A pseudonymous plaintiff filed suit to claim 39,000 dormant Bitcoin wallets holding 3.8 million BTC under New York's lost-property law. A judge froze the case until July 14.

An anonymous plaintiff filing as "Noah Doe" sued in New York in March 2026 with an unusual legal theory: 39,069 Bitcoin wallets have sat dormant for years, their owners can't be found, and under New York's lost-property law the wallets should go to whoever located them. Together, those addresses hold roughly 3.8 million BTC — about $235 billion at current prices.

Doe, alongside two Wyoming LLCs, claims to have built an algorithm that identified dormant wallets with what he calls security vulnerabilities. They sent notices via OP_RETURN blockchain messages and a press release. Nobody responded. The theory: silence equals abandonment, and abandonment means a finder can take ownership under state law.

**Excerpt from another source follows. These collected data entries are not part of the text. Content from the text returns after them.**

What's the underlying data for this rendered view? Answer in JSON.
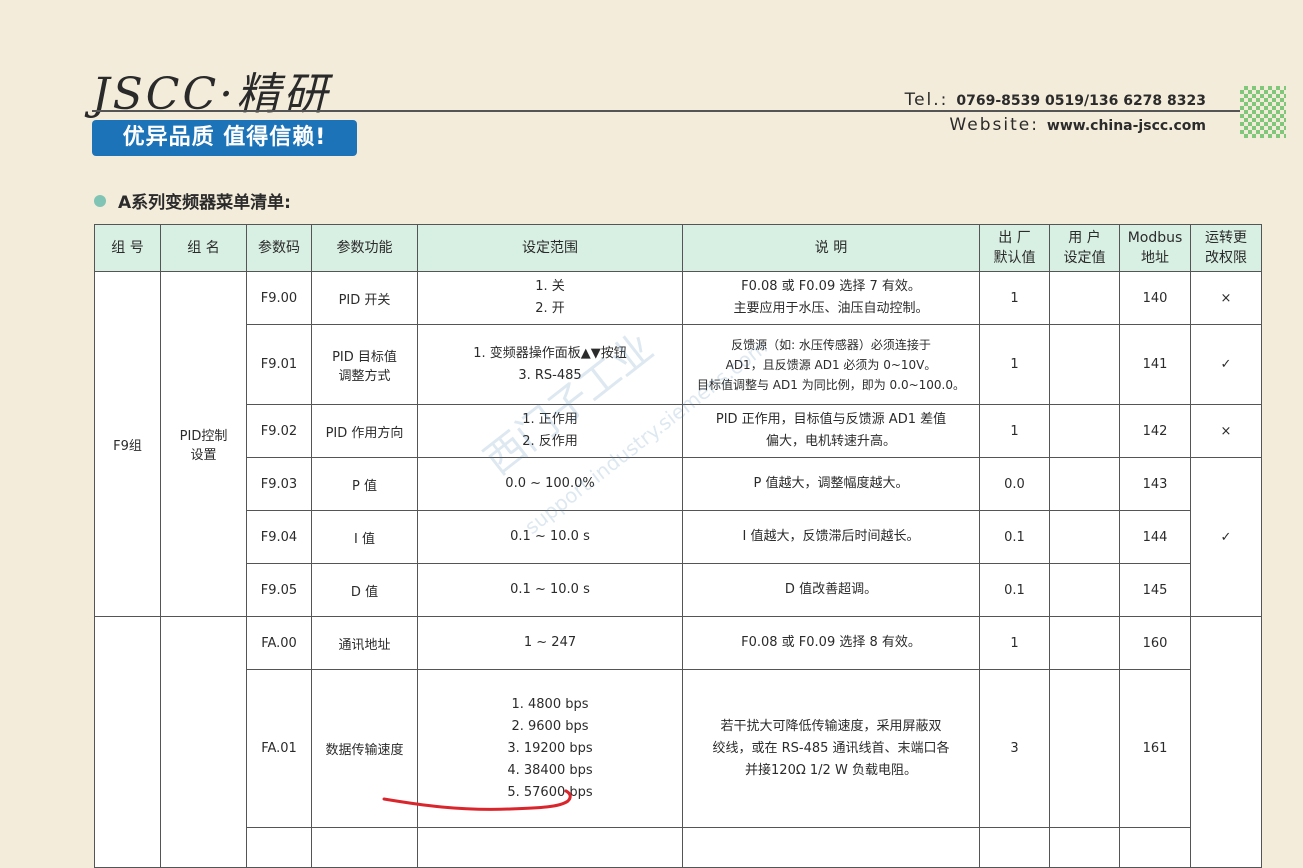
{
  "header": {
    "logo": "JSCC·精研",
    "slogan": "优异品质 值得信赖!",
    "tel_label": "Tel.:",
    "tel": "0769-8539 0519/136 6278 8323",
    "web_label": "Website:",
    "web": "www.china-jscc.com"
  },
  "section_title": "A系列变频器菜单清单:",
  "table": {
    "headers": [
      "组 号",
      "组 名",
      "参数码",
      "参数功能",
      "设定范围",
      "说 明",
      "出 厂\n默认值",
      "用 户\n设定值",
      "Modbus\n地址",
      "运转更\n改权限"
    ],
    "f9": {
      "group": "F9组",
      "group_name": "PID控制\n设置",
      "rows": [
        {
          "code": "F9.00",
          "func": "PID 开关",
          "range": "1. 关\n2. 开",
          "desc": "F0.08 或 F0.09 选择 7 有效。\n主要应用于水压、油压自动控制。",
          "default": "1",
          "modbus": "140",
          "perm": "×"
        },
        {
          "code": "F9.01",
          "func": "PID 目标值\n调整方式",
          "range": "1. 变频器操作面板▲▼按钮\n3. RS-485",
          "desc": "反馈源（如: 水压传感器）必须连接于\nAD1，且反馈源 AD1 必须为 0~10V。\n目标值调整与 AD1 为同比例，即为 0.0~100.0。",
          "default": "1",
          "modbus": "141",
          "perm": "✓"
        },
        {
          "code": "F9.02",
          "func": "PID 作用方向",
          "range": "1. 正作用\n2. 反作用",
          "desc": "PID 正作用，目标值与反馈源 AD1 差值\n偏大，电机转速升高。",
          "default": "1",
          "modbus": "142",
          "perm": "×"
        },
        {
          "code": "F9.03",
          "func": "P 值",
          "range": "0.0 ~ 100.0%",
          "desc": "P 值越大，调整幅度越大。",
          "default": "0.0",
          "modbus": "143"
        },
        {
          "code": "F9.04",
          "func": "I 值",
          "range": "0.1 ~ 10.0 s",
          "desc": "I 值越大，反馈滞后时间越长。",
          "default": "0.1",
          "modbus": "144"
        },
        {
          "code": "F9.05",
          "func": "D 值",
          "range": "0.1 ~ 10.0 s",
          "desc": "D 值改善超调。",
          "default": "0.1",
          "modbus": "145"
        }
      ],
      "merged_perm": "✓"
    },
    "fa": {
      "rows": [
        {
          "code": "FA.00",
          "func": "通讯地址",
          "range": "1 ~ 247",
          "desc": "F0.08 或 F0.09 选择 8 有效。",
          "default": "1",
          "modbus": "160"
        },
        {
          "code": "FA.01",
          "func": "数据传输速度",
          "range": "1. 4800 bps\n2. 9600 bps\n3. 19200 bps\n4. 38400 bps\n5. 57600 bps",
          "desc": "若干扰大可降低传输速度，采用屏蔽双\n绞线，或在 RS-485 通讯线首、末端口各\n并接120Ω 1/2 W 负载电阻。",
          "default": "3",
          "modbus": "161"
        }
      ]
    }
  },
  "watermark": "西门子工业",
  "watermark_url": "support.industry.siemens.com",
  "colors": {
    "header_bg": "#d8efe3",
    "slogan_bg": "#1d73b8",
    "page_bg": "#f3ecda",
    "pen": "#d9252b"
  }
}
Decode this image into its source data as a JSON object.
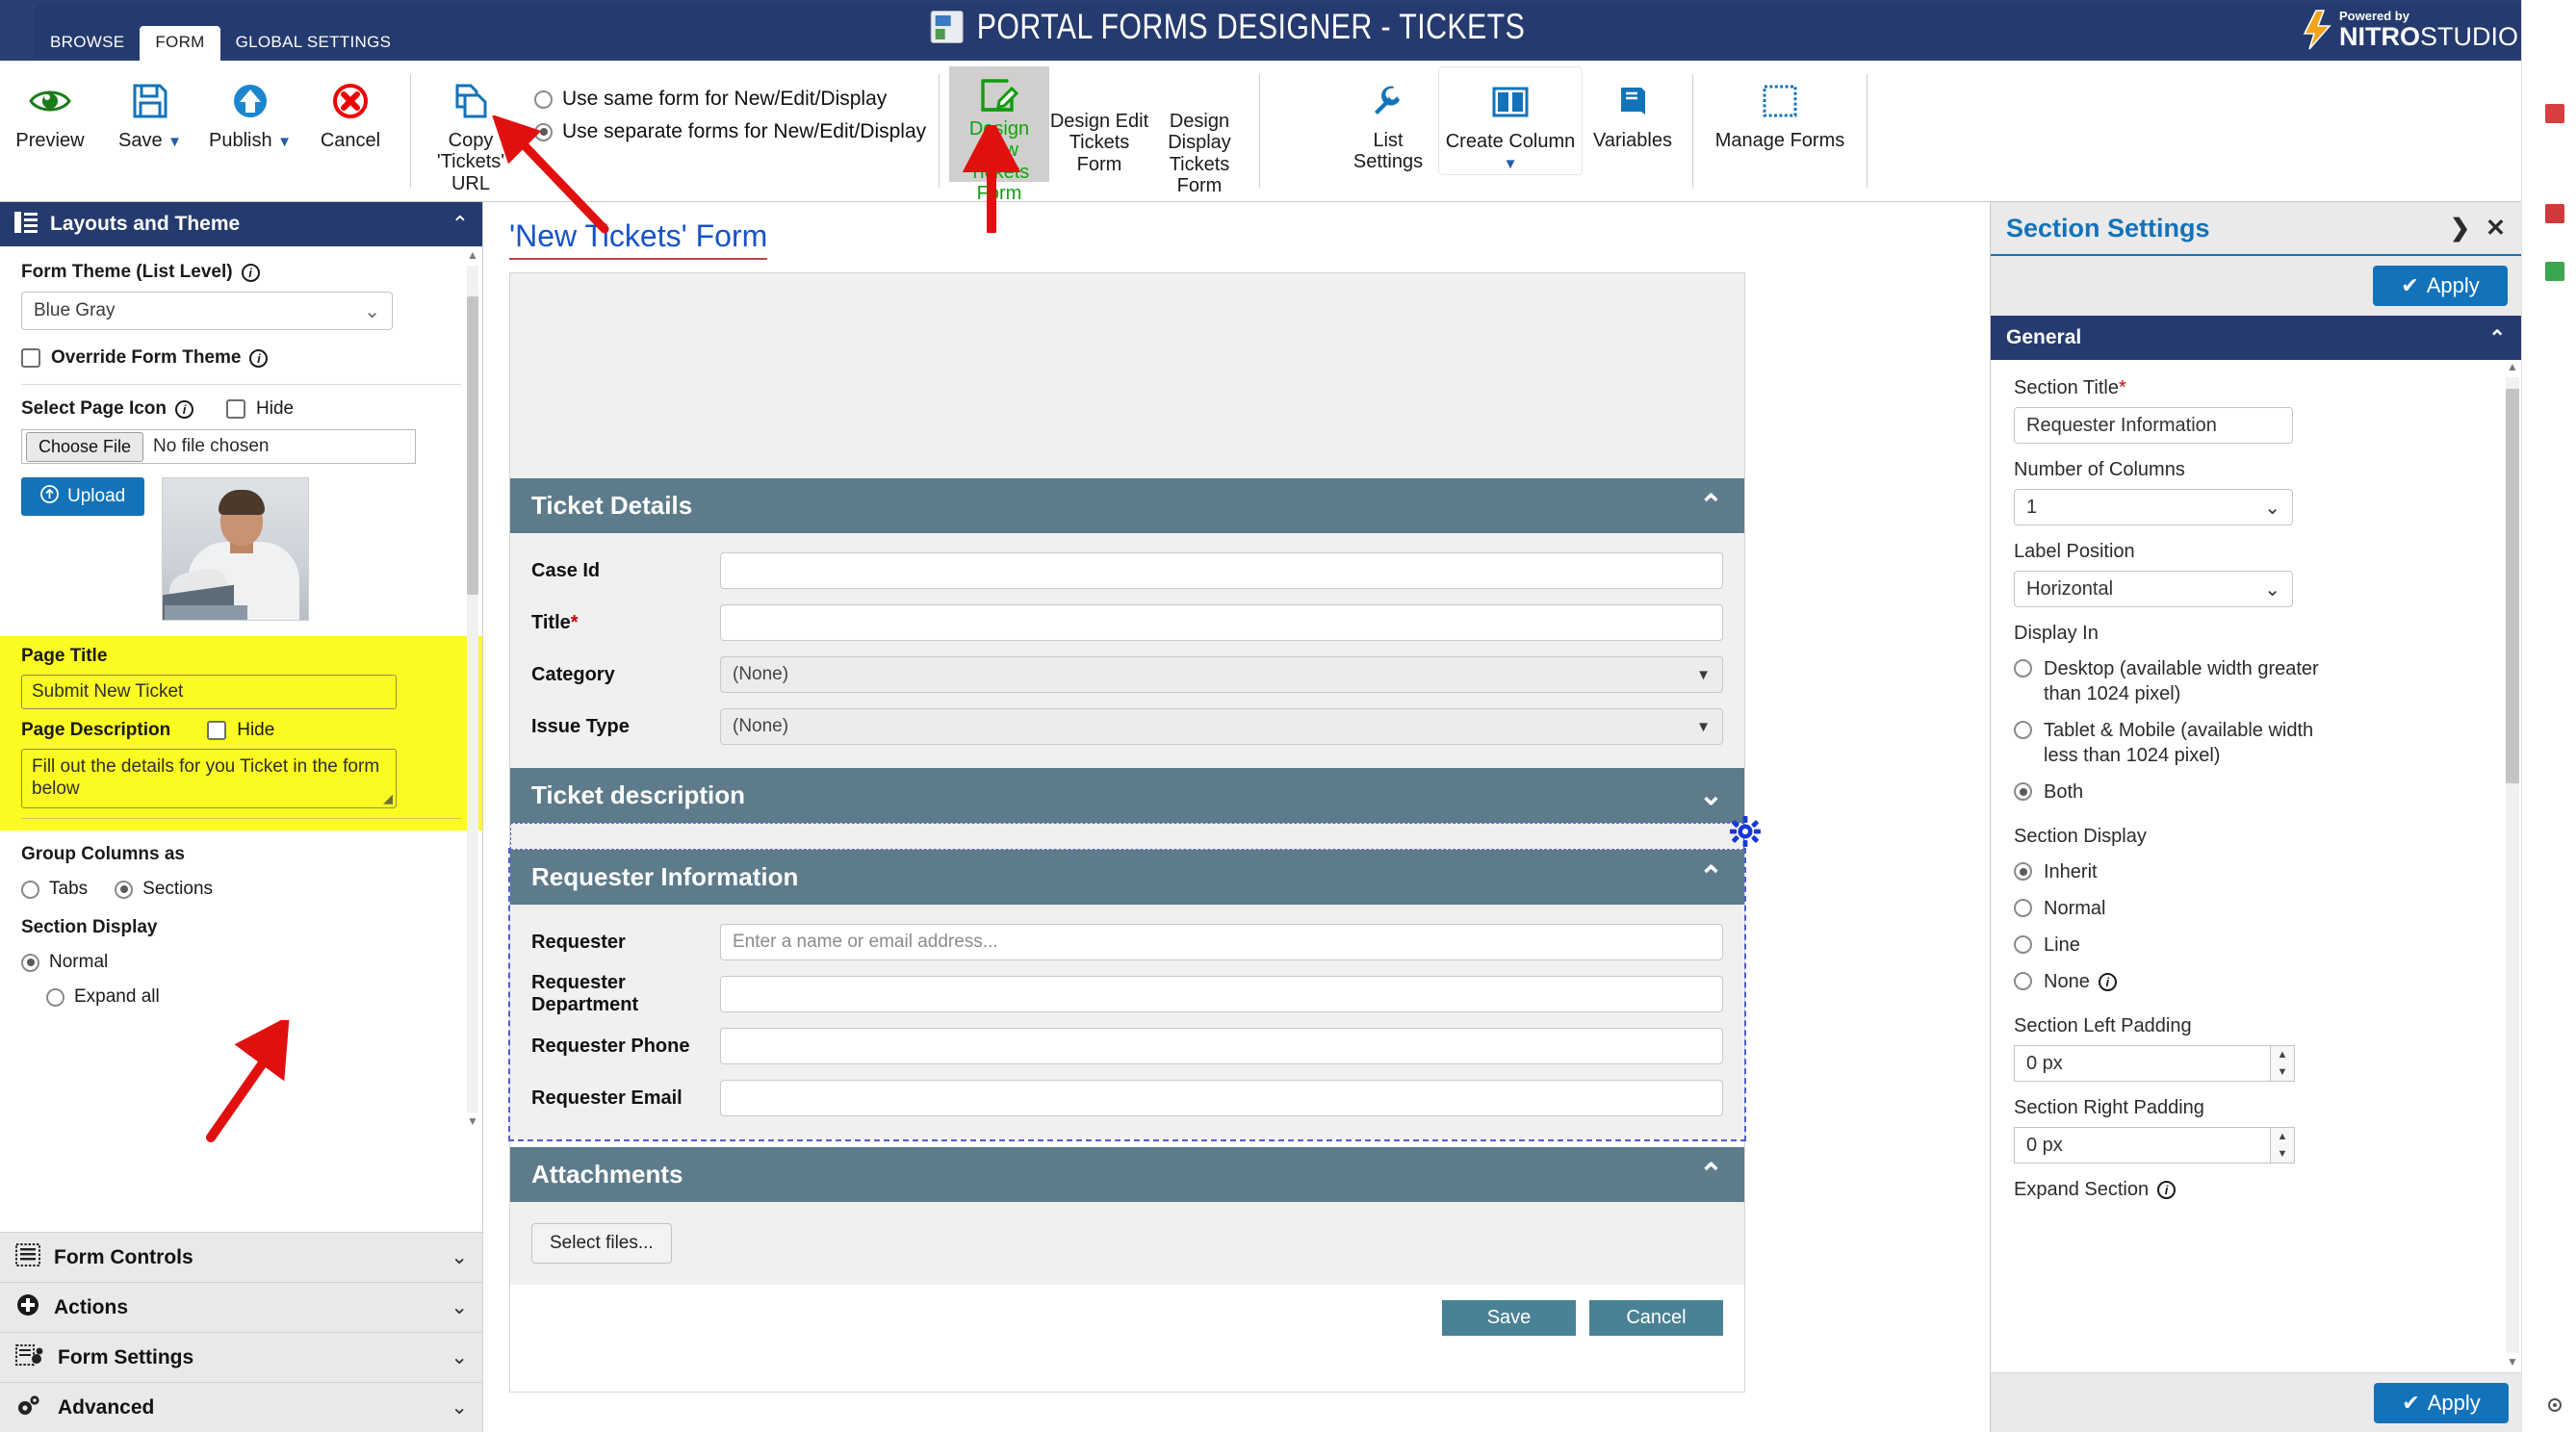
{
  "titlebar": {
    "app_title": "PORTAL FORMS DESIGNER - TICKETS",
    "brand_powered": "Powered by",
    "brand_name_bold": "NITRO",
    "brand_name_light": "STUDIO",
    "app_icon": "forms-designer-icon"
  },
  "ribbon_tabs": [
    {
      "label": "BROWSE",
      "active": false
    },
    {
      "label": "FORM",
      "active": true
    },
    {
      "label": "GLOBAL SETTINGS",
      "active": false
    }
  ],
  "ribbon": {
    "preview": "Preview",
    "save": "Save",
    "publish": "Publish",
    "cancel": "Cancel",
    "copy_url_line1": "Copy",
    "copy_url_line2": "'Tickets' URL",
    "radio_same": "Use same form for New/Edit/Display",
    "radio_separate": "Use separate forms for New/Edit/Display",
    "radio_selected": "separate",
    "design_new": "Design New\nTickets Form",
    "design_edit": "Design Edit\nTickets Form",
    "design_display": "Design Display\nTickets Form",
    "list_settings": "List Settings",
    "create_column": "Create Column",
    "variables": "Variables",
    "manage_forms": "Manage Forms"
  },
  "left_panel": {
    "header_title": "Layouts and Theme",
    "header_icon": "layout-icon",
    "form_theme_label": "Form Theme (List Level)",
    "form_theme_value": "Blue Gray",
    "override_form_theme": "Override Form Theme",
    "override_checked": false,
    "select_page_icon_label": "Select Page Icon",
    "hide_label": "Hide",
    "hide_icon_checked": false,
    "choose_file_button": "Choose File",
    "no_file_chosen": "No file chosen",
    "upload_button": "Upload",
    "page_title_label": "Page Title",
    "page_title_value": "Submit New Ticket",
    "page_description_label": "Page Description",
    "page_description_hide": "Hide",
    "page_description_hide_checked": false,
    "page_description_value": "Fill out the details for you Ticket in the form below",
    "group_columns_label": "Group Columns as",
    "group_tabs": "Tabs",
    "group_sections": "Sections",
    "group_selected": "Sections",
    "section_display_label": "Section Display",
    "section_display_normal": "Normal",
    "section_display_expand_all": "Expand all",
    "section_display_selected": "Normal",
    "accordion": [
      {
        "label": "Form Controls",
        "icon": "form-controls-icon"
      },
      {
        "label": "Actions",
        "icon": "plus-circle-icon"
      },
      {
        "label": "Form Settings",
        "icon": "form-settings-icon"
      },
      {
        "label": "Advanced",
        "icon": "gears-icon"
      }
    ]
  },
  "center": {
    "form_heading": "'New Tickets' Form",
    "sections": [
      {
        "title": "Ticket Details",
        "collapsed": false,
        "fields": [
          {
            "label": "Case Id",
            "required": false,
            "type": "text",
            "value": ""
          },
          {
            "label": "Title",
            "required": true,
            "type": "text",
            "value": ""
          },
          {
            "label": "Category",
            "required": false,
            "type": "select",
            "value": "(None)"
          },
          {
            "label": "Issue Type",
            "required": false,
            "type": "select",
            "value": "(None)"
          }
        ]
      },
      {
        "title": "Ticket description",
        "collapsed": true,
        "fields": []
      },
      {
        "title": "Requester Information",
        "collapsed": false,
        "selected": true,
        "fields": [
          {
            "label": "Requester",
            "required": false,
            "type": "text",
            "value": "",
            "placeholder": "Enter a name or email address..."
          },
          {
            "label": "Requester Department",
            "required": false,
            "type": "text",
            "value": ""
          },
          {
            "label": "Requester Phone",
            "required": false,
            "type": "text",
            "value": ""
          },
          {
            "label": "Requester Email",
            "required": false,
            "type": "text",
            "value": ""
          }
        ]
      },
      {
        "title": "Attachments",
        "collapsed": false,
        "fields": []
      }
    ],
    "select_files_button": "Select files...",
    "save_button": "Save",
    "cancel_button": "Cancel",
    "gear_icon": "section-settings-gear-icon"
  },
  "right_panel": {
    "title": "Section Settings",
    "expand_icon": "chevron-right-icon",
    "close_icon": "close-icon",
    "apply_button": "Apply",
    "group_title": "General",
    "section_title_label": "Section Title",
    "section_title_value": "Requester Information",
    "number_of_columns_label": "Number of Columns",
    "number_of_columns_value": "1",
    "label_position_label": "Label Position",
    "label_position_value": "Horizontal",
    "display_in_label": "Display In",
    "display_in_options": [
      "Desktop (available width greater than 1024 pixel)",
      "Tablet & Mobile (available width less than 1024 pixel)",
      "Both"
    ],
    "display_in_selected": "Both",
    "section_display_label": "Section Display",
    "section_display_options": [
      "Inherit",
      "Normal",
      "Line",
      "None"
    ],
    "section_display_selected": "Inherit",
    "section_left_padding_label": "Section Left Padding",
    "section_left_padding_value": "0 px",
    "section_right_padding_label": "Section Right Padding",
    "section_right_padding_value": "0 px",
    "expand_section_label": "Expand Section",
    "footer_apply_button": "Apply"
  },
  "colors": {
    "navy": "#253a6e",
    "ribbon_blue": "#1273ba",
    "section_header": "#5d7b8a",
    "highlight_yellow": "#fbfb21",
    "annotation_red": "#e0100f",
    "heading_blue": "#1653c8",
    "green_accent": "#11a311"
  }
}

New York State Supreme Court Justice Kathy J. King froze proceedings on June 5 after attorney Ian Cohen filed an amicus brief. Cohen's argument: the lost-property statute was written for tangible objects — a coat, a phone, a set of keys — not for cryptographic keys on a blockchain. An OP_RETURN message and a press release don't meet constitutional notice standards, particularly for deceased owners, non-English speakers, or holders of older Bitcoin address formats. A hearing is set for July 14; plaintiffs must respond to opposing motions by July 7.

The wallets in question are no ordinary collection of forgotten coins. Among the 39,000 addresses are holdings from the 2014 Mt. Gox hack and, reportedly, wallets believed to belong to Satoshi Nakamoto. A detail that undermines the abandonment theory: in early June, one of the "dormant" addresses — last active in 2011 — sent 47.26 BTC, worth nearly $3 million, to another wallet. Hard to call something abandoned when it moves money during the lawsuit.

Doe's chances of prevailing are thin. Most legal experts say the lost-and-found doctrine simply doesn't translate to private keys controlling on-chain assets. But this case now forces a New York court to answer in writing: can a dormant Bitcoin wallet legally qualify as abandoned property? The answer, expected after July 14, will set a reference point for dormant inheritance claims, lost seed phrases, and assets frozen by exchange hacks — well beyond this one case.

Questions and answers

Frequently asked questions about this article

Who is Noah Doe and what is he claiming?

The plaintiff's identity is not publicly disclosed. He filed alongside two Wyoming LLCs and claims ownership of 39,069 dormant Bitcoin wallets under New York's lost-property statute.

What is New York's lost-property law and why does it matter for Bitcoin?

The law allows a finder to claim ownership of lost property when the owner cannot be located. Plaintiffs argue dormant wallets qualify as lost property. Critics counter that the statute applies to tangible objects, not cryptographic keys on a blockchain.

Why did the court pause rather than dismiss the case outright?

Judge Kathy J. King found the amicus brief's arguments substantial enough to halt any rush toward a default judgment. This is standard practice when a case raises novel legal questions requiring full adversarial briefing.

Could Satoshi Nakamoto's bitcoins really be among the claimed wallets?

Some addresses in the suit appear to match early mining blocks from 2009–2011 often associated with Satoshi. There's no way to prove specific keys belong to Satoshi, which further complicates the plaintiff's ownership claims.

What happens after the July 14 hearing?

The court will rule on whether to accept Cohen's amicus brief and whether the case can proceed. If allowed to continue, a full adversarial proceeding follows with arguments from both sides. If not, the suit ends at the preliminary stage.